Armes de Mgr Cézerac

Sur l’intervention même de Pierre-Célestin Cézerac, la Revue de Gascogne s’exprime ainsi : « M. Cézerac excelle à mettre en vers, presque en musique, les aspects divers de la nature et de la vie des champs. Il fait des efforts souvent couronnés de succès pour exprimer, lui historien lettré, l’âme rustique. Des pièces également remarquables, comme La pregario dou boè, sont d’un ami du vieux langage et surtout d’un lettré. Leur forme rappelle Lamartine. » L’abbé Cézerac propose également les pièces suivantes : La perigglèro (soit L’orage), La crouts de la justico (soit La croix de la justice) ou encore Lou darrè moulie de Bouhobent (soit Le dernier meunier de Bouhobent). Ami de la langue d’oc, Pierre-Célestin Cézerac le reste lorsqu’archevêque d’Albi il rappelle en 1919 dans sa Lettre aux prêtres sur le chant sacré les sonorités de « la belle langue populaire, douce et musicale ». Mais pour conclure le dernier volet de ces « archives des muses » nous nous quittons sur quelques vers gascons (parler d’Armagnac) de l’abbé Cézerac issus justement de sa Pregario dou boè (soit La prière du vacher) :

Lou jour es acabat. Coum uo molo roujo
Lou sourelh debarat toucauo lous coustous,
Lou boè plen de calou, negre coumo la soujo,
S’apuauo sou cot de sous buus amistous ;

E mountauon tout tres, lous compagnous de peno
L’aret pausat sou jugn, pou camin peirusquet.
Éron plan auejats ! mès aro la sereno
Que bouhauo dou bos un pau d’aire fresquet.

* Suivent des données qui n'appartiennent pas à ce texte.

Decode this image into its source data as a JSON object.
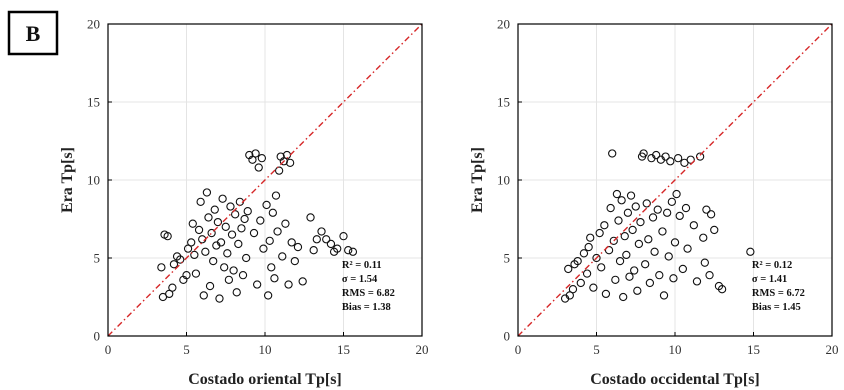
{
  "panel_label": "B",
  "colors": {
    "marker": "#111111",
    "reference_line": "#d62728",
    "frame": "#000000",
    "background": "#ffffff"
  },
  "chart_data": [
    {
      "type": "scatter",
      "xlabel": "Costado oriental Tp[s]",
      "ylabel": "Era Tp[s]",
      "xlim": [
        0,
        20
      ],
      "ylim": [
        0,
        20
      ],
      "xticks": [
        0,
        5,
        10,
        15,
        20
      ],
      "yticks": [
        0,
        5,
        10,
        15,
        20
      ],
      "grid": true,
      "reference_line": {
        "style": "dash-dot",
        "color": "#d62728",
        "from": [
          0,
          0
        ],
        "to": [
          20,
          20
        ]
      },
      "stats": {
        "r2": "R² = 0.11",
        "sigma": "σ = 1.54",
        "rms": "RMS = 6.82",
        "bias": "Bias = 1.38"
      },
      "points": [
        [
          3.6,
          6.5
        ],
        [
          3.8,
          6.4
        ],
        [
          3.4,
          4.4
        ],
        [
          3.5,
          2.5
        ],
        [
          3.9,
          2.7
        ],
        [
          4.1,
          3.1
        ],
        [
          4.2,
          4.6
        ],
        [
          4.4,
          5.1
        ],
        [
          4.6,
          4.9
        ],
        [
          4.8,
          3.6
        ],
        [
          5.0,
          3.9
        ],
        [
          5.1,
          5.6
        ],
        [
          5.3,
          6.0
        ],
        [
          5.4,
          7.2
        ],
        [
          5.5,
          5.2
        ],
        [
          5.6,
          4.0
        ],
        [
          5.8,
          6.8
        ],
        [
          5.9,
          8.6
        ],
        [
          6.0,
          6.2
        ],
        [
          6.1,
          2.6
        ],
        [
          6.2,
          5.4
        ],
        [
          6.3,
          9.2
        ],
        [
          6.4,
          7.6
        ],
        [
          6.5,
          3.2
        ],
        [
          6.6,
          6.6
        ],
        [
          6.7,
          4.8
        ],
        [
          6.8,
          8.1
        ],
        [
          6.9,
          5.8
        ],
        [
          7.0,
          7.3
        ],
        [
          7.1,
          2.4
        ],
        [
          7.2,
          6.0
        ],
        [
          7.3,
          8.8
        ],
        [
          7.4,
          4.4
        ],
        [
          7.5,
          7.0
        ],
        [
          7.6,
          5.3
        ],
        [
          7.7,
          3.6
        ],
        [
          7.8,
          8.3
        ],
        [
          7.9,
          6.5
        ],
        [
          8.0,
          4.2
        ],
        [
          8.1,
          7.8
        ],
        [
          8.2,
          2.8
        ],
        [
          8.3,
          5.9
        ],
        [
          8.4,
          8.6
        ],
        [
          8.5,
          6.9
        ],
        [
          8.6,
          3.9
        ],
        [
          8.7,
          7.5
        ],
        [
          8.8,
          5.0
        ],
        [
          8.9,
          8.0
        ],
        [
          9.0,
          11.6
        ],
        [
          9.2,
          11.3
        ],
        [
          9.4,
          11.7
        ],
        [
          9.6,
          10.8
        ],
        [
          9.8,
          11.4
        ],
        [
          9.3,
          6.6
        ],
        [
          9.5,
          3.3
        ],
        [
          9.7,
          7.4
        ],
        [
          9.9,
          5.6
        ],
        [
          10.1,
          8.4
        ],
        [
          10.2,
          2.6
        ],
        [
          10.3,
          6.1
        ],
        [
          10.4,
          4.4
        ],
        [
          10.5,
          7.9
        ],
        [
          10.6,
          3.7
        ],
        [
          10.7,
          9.0
        ],
        [
          10.8,
          6.7
        ],
        [
          10.9,
          10.6
        ],
        [
          11.0,
          11.5
        ],
        [
          11.2,
          11.2
        ],
        [
          11.4,
          11.6
        ],
        [
          11.6,
          11.1
        ],
        [
          11.1,
          5.1
        ],
        [
          11.3,
          7.2
        ],
        [
          11.5,
          3.3
        ],
        [
          11.7,
          6.0
        ],
        [
          11.9,
          4.8
        ],
        [
          12.1,
          5.7
        ],
        [
          12.4,
          3.5
        ],
        [
          12.9,
          7.6
        ],
        [
          13.1,
          5.5
        ],
        [
          13.6,
          6.7
        ],
        [
          13.9,
          6.2
        ],
        [
          14.2,
          5.9
        ],
        [
          14.6,
          5.6
        ],
        [
          15.0,
          6.4
        ],
        [
          15.3,
          5.5
        ],
        [
          15.6,
          5.4
        ],
        [
          14.4,
          5.4
        ],
        [
          13.3,
          6.2
        ]
      ]
    },
    {
      "type": "scatter",
      "xlabel": "Costado occidental Tp[s]",
      "ylabel": "Era Tp[s]",
      "xlim": [
        0,
        20
      ],
      "ylim": [
        0,
        20
      ],
      "xticks": [
        0,
        5,
        10,
        15,
        20
      ],
      "yticks": [
        0,
        5,
        10,
        15,
        20
      ],
      "grid": true,
      "reference_line": {
        "style": "dash-dot",
        "color": "#d62728",
        "from": [
          0,
          0
        ],
        "to": [
          20,
          20
        ]
      },
      "stats": {
        "r2": "R² = 0.12",
        "sigma": "σ = 1.41",
        "rms": "RMS = 6.72",
        "bias": "Bias = 1.45"
      },
      "points": [
        [
          3.0,
          2.4
        ],
        [
          3.2,
          4.3
        ],
        [
          3.3,
          2.6
        ],
        [
          3.5,
          3.0
        ],
        [
          3.6,
          4.6
        ],
        [
          3.8,
          4.8
        ],
        [
          4.0,
          3.4
        ],
        [
          4.2,
          5.3
        ],
        [
          4.4,
          4.0
        ],
        [
          4.5,
          5.7
        ],
        [
          4.6,
          6.3
        ],
        [
          4.8,
          3.1
        ],
        [
          5.0,
          5.0
        ],
        [
          5.2,
          6.6
        ],
        [
          5.3,
          4.4
        ],
        [
          5.5,
          7.1
        ],
        [
          5.6,
          2.7
        ],
        [
          5.8,
          5.5
        ],
        [
          5.9,
          8.2
        ],
        [
          6.0,
          11.7
        ],
        [
          6.1,
          6.1
        ],
        [
          6.2,
          3.6
        ],
        [
          6.3,
          9.1
        ],
        [
          6.4,
          7.4
        ],
        [
          6.5,
          4.8
        ],
        [
          6.6,
          8.7
        ],
        [
          6.7,
          2.5
        ],
        [
          6.8,
          6.4
        ],
        [
          6.9,
          5.2
        ],
        [
          7.0,
          7.9
        ],
        [
          7.1,
          3.8
        ],
        [
          7.2,
          9.0
        ],
        [
          7.3,
          6.8
        ],
        [
          7.4,
          4.2
        ],
        [
          7.5,
          8.3
        ],
        [
          7.6,
          2.9
        ],
        [
          7.7,
          5.9
        ],
        [
          7.8,
          7.3
        ],
        [
          7.9,
          11.5
        ],
        [
          8.0,
          11.7
        ],
        [
          8.1,
          4.6
        ],
        [
          8.2,
          8.5
        ],
        [
          8.3,
          6.2
        ],
        [
          8.4,
          3.4
        ],
        [
          8.5,
          11.4
        ],
        [
          8.6,
          7.6
        ],
        [
          8.7,
          5.4
        ],
        [
          8.8,
          11.6
        ],
        [
          8.9,
          8.1
        ],
        [
          9.0,
          3.9
        ],
        [
          9.1,
          11.3
        ],
        [
          9.2,
          6.7
        ],
        [
          9.3,
          2.6
        ],
        [
          9.4,
          11.5
        ],
        [
          9.5,
          7.9
        ],
        [
          9.6,
          5.1
        ],
        [
          9.7,
          11.2
        ],
        [
          9.8,
          8.6
        ],
        [
          9.9,
          3.7
        ],
        [
          10.0,
          6.0
        ],
        [
          10.2,
          11.4
        ],
        [
          10.3,
          7.7
        ],
        [
          10.5,
          4.3
        ],
        [
          10.6,
          11.1
        ],
        [
          10.7,
          8.2
        ],
        [
          10.8,
          5.6
        ],
        [
          11.0,
          11.3
        ],
        [
          11.2,
          7.1
        ],
        [
          11.4,
          3.5
        ],
        [
          11.6,
          11.5
        ],
        [
          11.8,
          6.3
        ],
        [
          12.0,
          8.1
        ],
        [
          12.2,
          3.9
        ],
        [
          12.5,
          6.8
        ],
        [
          12.8,
          3.2
        ],
        [
          13.0,
          3.0
        ],
        [
          14.8,
          5.4
        ],
        [
          11.9,
          4.7
        ],
        [
          12.3,
          7.8
        ],
        [
          10.1,
          9.1
        ]
      ]
    }
  ]
}
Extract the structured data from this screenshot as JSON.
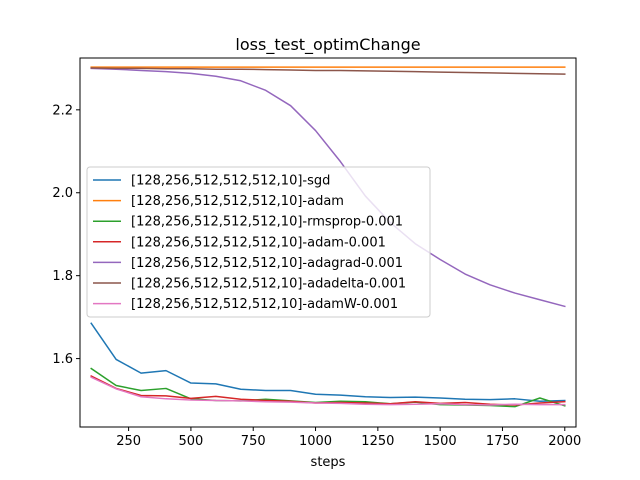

La cansoun d’un baquè de pou houns de la plano
Passauo douçomen, como bolo un auzèt.
Entenèuon taben, sous pastens de l’abrano,
Dous agnèts estarits beleja lou troupèt.

Traduction interprétée en rimes :

La journée est finie. Telle une meule rougie
Le soleil couchant effleure les coteaux,
Le bouvier échaudé, noir comme la suie,
S’appuie contre ses chers bœufs amicaux ;

Et tous trois ils montent, les compagnons de peine
La charrue posée sur le joug, par le chemin heurté.
Ils étaient bien fatigués ! mais maintenant la sirène
Souffle du bosquet un peu d’air frisquet.

La chanson d’un vacher du fond de la plaine
Passe aussi doucement que vole un oiseau.
Ils entendent aussi, dans les bruyères du domaine,
Deux agneaux assoiffés bêlant le troupeau.

Les textes de Mgr Pierre-Célestin Cézerac sont à retrouver aux Archives diocésaines d’Albi.